SEATTLE, Washington — In discussing the topic of violence against women, one sub-branch that people too often sweep under the rug is obstetric violence. After The Borgen Project interviewed Dr. Danubia Mariane Jardim, author of the paper Obstetric violence in the daily routine of care and its characteristics in the Latin-American Journal of Nursing (Revista Latino-Americana de Enfermagem), she explained that one can define OV as violence against women in delivery, after delivery or in the process of abortion. In every situation, it constitutes a human rights violation in caring for women.
Victims may experience abuse, neglect, humiliation and discrimination such as forced cesarean sections, forced episiotomies, slapping and mocking, etc. “It is a worldwide phenomenon,” said Dr. Jardim; a World Health Organization (WHO) study of over 2000 women pre- and post-childbirth in Ghana, Nigeria and Guinea concluded that 42% of respondents experienced discrimination or abuse, supporting Dr. Jardim’s statement.
Causes of Obstetric Violence
According to Dr. Jardim, one of the principal reasons for the widespread nature of this practice is the massive power disparities between doctors and patients. Physicians’ status as an authority on science contributes massively to a loss of women’s autonomy to make decisions related to their own bodies. In Jardim’s paper Obstetric violence in the daily routine of care and its characteristics, she holds obstetric violence to be a feminist question; “the culturally consolidated image of women as reproductive, submissive and physically and morally inferior” has opened a path for patriarchal oppression that “leads to the undervaluation, oppression and objectification of the female body limiting the power and ways of expression of the women.” Additionally, the vulnerable setting that constitutes labor and childbirth acts as an environment ripe for abuse often leads to permanent emotional or physical damage.

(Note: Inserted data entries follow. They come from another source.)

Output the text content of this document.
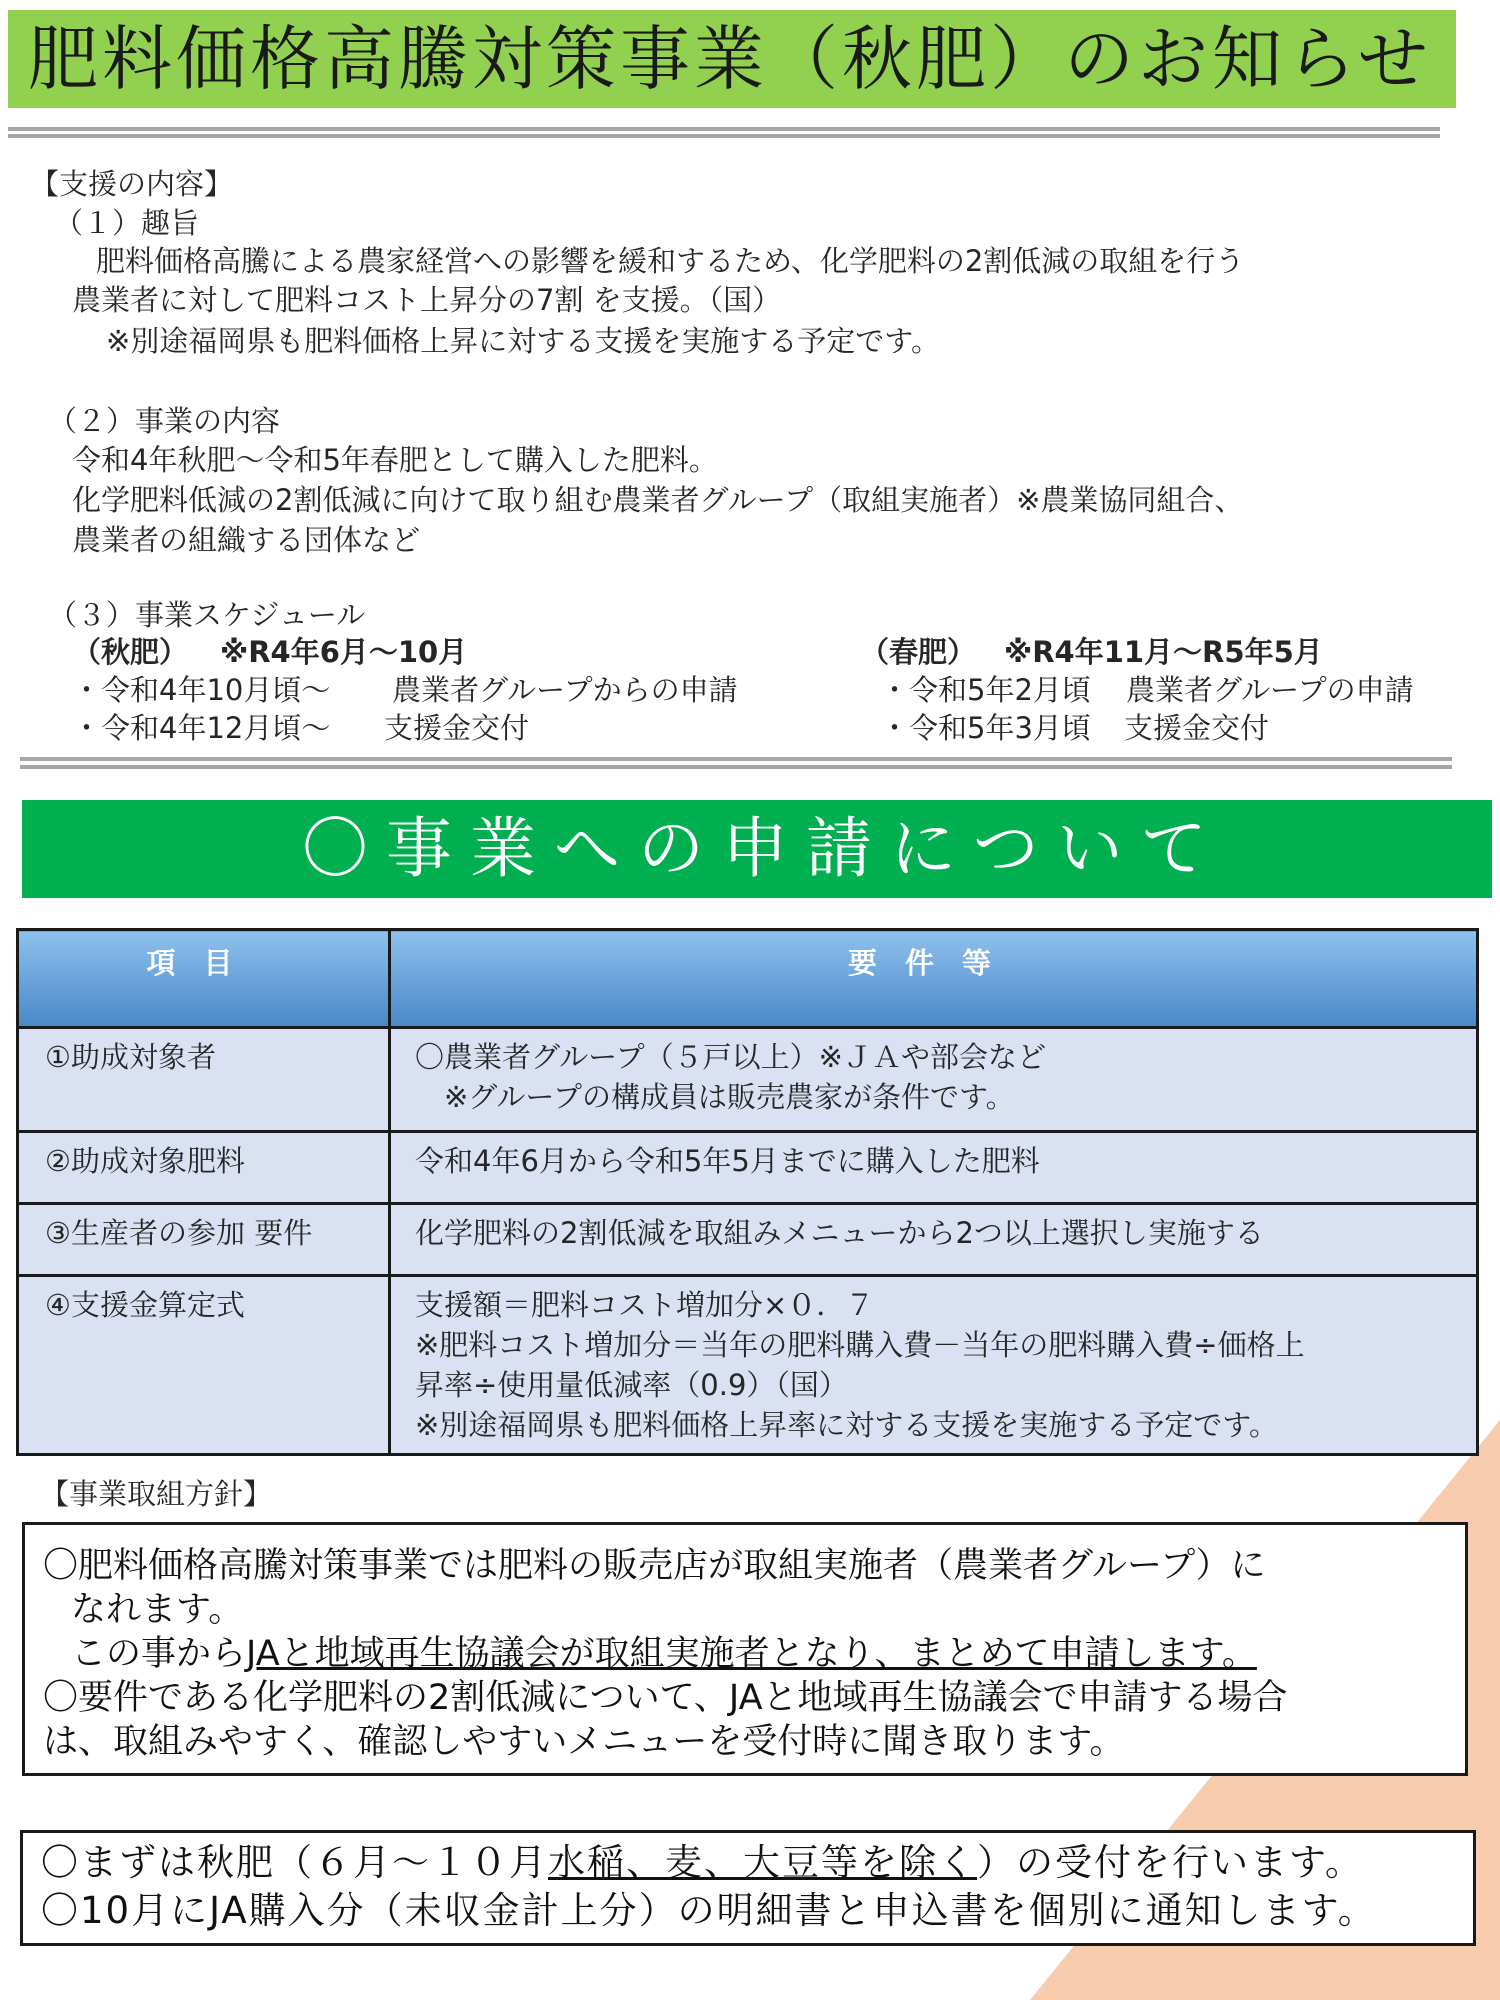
肥料価格高騰対策事業（秋肥）のお知らせ
【支援の内容】
（１）趣旨
肥料価格高騰による農家経営への影響を緩和するため、化学肥料の2割低減の取組を行う
農業者に対して肥料コスト上昇分の7割 を支援。（国）
※別途福岡県も肥料価格上昇に対する支援を実施する予定です。
（２）事業の内容
令和4年秋肥～令和5年春肥として購入した肥料。
化学肥料低減の2割低減に向けて取り組む農業者グループ（取組実施者）※農業協同組合、
農業者の組織する団体など
（３）事業スケジュール
（秋肥） ※R4年6月～10月
・令和4年10月頃～ 農業者グループからの申請
・令和4年12月頃～ 支援金交付
（春肥） ※R4年11月～R5年5月
・令和5年2月頃 農業者グループの申請
・令和5年3月頃 支援金交付
〇事業への申請について
項目	要件等
①助成対象者	〇農業者グループ（５戸以上）※ＪＡや部会など
　※グループの構成員は販売農家が条件です。

②助成対象肥料	令和4年6月から令和5年5月までに購入した肥料

③生産者の参加 要件	化学肥料の2割低減を取組みメニューから2つ以上選択し実施する

④支援金算定式	支援額＝肥料コスト増加分×０．７
※肥料コスト増加分＝当年の肥料購入費－当年の肥料購入費÷価格上
昇率÷使用量低減率（0.9）（国）
※別途福岡県も肥料価格上昇率に対する支援を実施する予定です。
【事業取組方針】
〇肥料価格高騰対策事業では肥料の販売店が取組実施者（農業者グループ）に
なれます。
この事からJAと地域再生協議会が取組実施者となり、まとめて申請します。
〇要件である化学肥料の2割低減について、JAと地域再生協議会で申請する場合
は、取組みやすく、確認しやすいメニューを受付時に聞き取ります。
〇まずは秋肥（６月～１０月水稲、麦、大豆等を除く）の受付を行います。
〇10月にJA購入分（未収金計上分）の明細書と申込書を個別に通知します。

Importantly, however, Dr. Jardim also emphasized that male physicians are not the only ones guilty of obstetric violence. She explained in her paper that female health professionals are “at times identified as torturers and more violent than their male peers in the obstetric practice.” She told The Borgen Project how “medical power relations and a lack of empathy with the women who are in their care” cause many female obstetricians to become perpetrators of OV as well. Importantly, as a result of OV, women frequently have a distrust for medical professionals. Women are disincentivized from consulting with maternal health services, presenting negative consequences for their sexual health as mothers and for their children. Further, the silence surrounding OV perpetrates the normalization of such abuse during labor, childbirth and post-childbirth.
Who Does it Affect the Most?
Another important aspect of obstetric violence that Dr. Jardim pointed out is the idea that it disproportionately affects minorities and the disenfranchised. Indeed, ethnic minorities, low income, unmarried, adolescent and migrant women are much more likely to experience abuse in the maternity clinic than their majority counterparts. The WHO study mentioned previously explained how young, unmarried women were more likely to receive non-consented vaginal examinations. “The minority and socioeconomic factors contribute to OV at the moment they impede access to information, to qualified health services, or to health professionals prepared to take care of women in their delivery,” said Dr. Jardim.
When asked about the solutions to ending obstetric violence, at a state level, Dr. Jardim said that she believes “in the formation of a collective awareness of rights and duties and in the strength of citizenship.” In this sense, she explained that she believes in the creation of laws and public policies that protect women against OV by acknowledging their right to carefree of violence and by bequeathing them autonomy over their bodies. She also stressed the importance of urging judicial entities to consider OV as an offense worthy of disciplinary proceedings ranging from payment of fines to convictions of imprisonment.
Furthermore, in order to break the doctor-patient power dynamics that discourage women from speaking out against OV and creating “respectful, dignified obstetrical care,” Dr. Jardim highlighted the importance of also going beyond punishing the perpetrators. In the interview, she suggested creating public policies to combat OV that disseminate information about OV, denunciate the organs responsible for allowing it to happen, sharing the responsibilities among those involved in obstetrical processes such as health professionals and service managers and increasing cyber-activism about OV. In this sense, she maintained that “the confrontation of obstetric violence depends on the dissemination of information to civil society, women, social movements, health professionals, and institutions” about the existence of OV and the need for greater regulation.
In conclusion, Dr. Jardim provides insight into the dynamics that cause women to suffer from obstetric violence at the hands of their physicians, and what others must do to combat it. Obstetricians must be accountable for their actions, and power dynamics between doctor and patient should rebalance in the favor of women. For this, it is crucial for civil society, as well as government institutions to become aware of the prevalence of obstetric violence in maternity wards across the globe. Increased information will help women reclaim the power they hold to make decisions over their own bodies.